Last week, Zman Ma’aleh reported on a squad calling itself Shlom Hano’ar (Youth Protection) that operates in the Pisgat Ze’ev neighborhood of northern Jerusalem. These people also go out every evening in search of mixed couples. They told Moshe Zigdan, the paper’s editor, who accompanied them, that recently they came upon two teenage girls who had run away from home, in the car of Palestinians.

“We bought them clothes so they would feel good, but they went back to the Arabs and they phoned us and claimed that the Arabs were beating them,” Zigdan reported. “We informed the police, who arrested two Arabs and freed the girls.”

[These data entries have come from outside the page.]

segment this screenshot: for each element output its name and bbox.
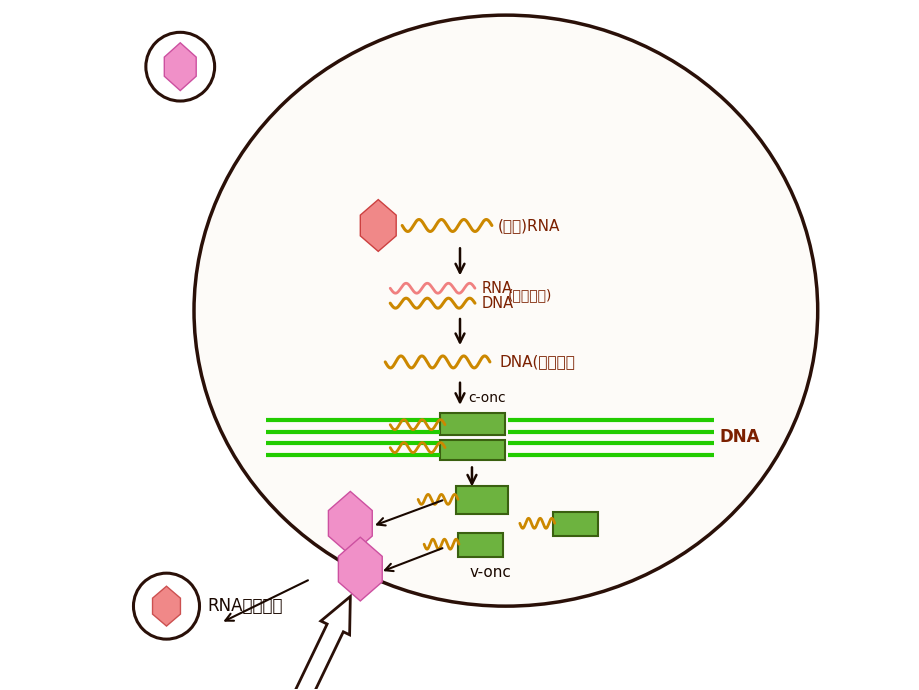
Text: (逆转录酶): (逆转录酶): [507, 288, 551, 302]
Text: RNA: RNA: [482, 281, 513, 296]
FancyBboxPatch shape: [552, 512, 597, 536]
Ellipse shape: [194, 15, 817, 606]
Text: DNA: DNA: [719, 428, 759, 446]
Text: RNA病毒粒子: RNA病毒粒子: [208, 597, 283, 615]
Polygon shape: [360, 199, 396, 251]
FancyArrow shape: [240, 596, 350, 690]
Text: v-onc: v-onc: [470, 564, 511, 580]
Polygon shape: [328, 491, 372, 555]
FancyBboxPatch shape: [439, 413, 505, 435]
Circle shape: [146, 32, 214, 101]
FancyBboxPatch shape: [458, 533, 503, 557]
Text: DNA: DNA: [482, 296, 514, 310]
Polygon shape: [165, 43, 196, 90]
Text: (病毒)RNA: (病毒)RNA: [497, 218, 560, 233]
FancyBboxPatch shape: [456, 486, 507, 514]
Text: c-onc: c-onc: [468, 391, 505, 405]
Text: DNA(前病毒）: DNA(前病毒）: [499, 355, 575, 369]
Polygon shape: [338, 538, 381, 601]
Circle shape: [133, 573, 199, 639]
Polygon shape: [153, 586, 180, 626]
FancyBboxPatch shape: [439, 440, 505, 460]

One of the “leaders” of the squad, Moshe Ben Zikri, also newly religious, relates that for two months now, some 20 volunteers have been working with him, and “go out to the field” every evening. “From the religious point of view, we want to prevent Jewish girls from going out with Arabs,” Ben Zikri says. According to him, policemen also cooperate with them, checking out Arabs who meet with underage Jewish girls and reporting to their parents.

Jerusalem Police District spokesman Chief Superintendent Shmuel Ben-Ruby says that he has no knowledge of any such cooperation or of the phenomenon, in general. To date, he adds, no complaint has come in to the police from Palestinians or from Jewish girls against the “guardians of morality” from Pisgat Zeev.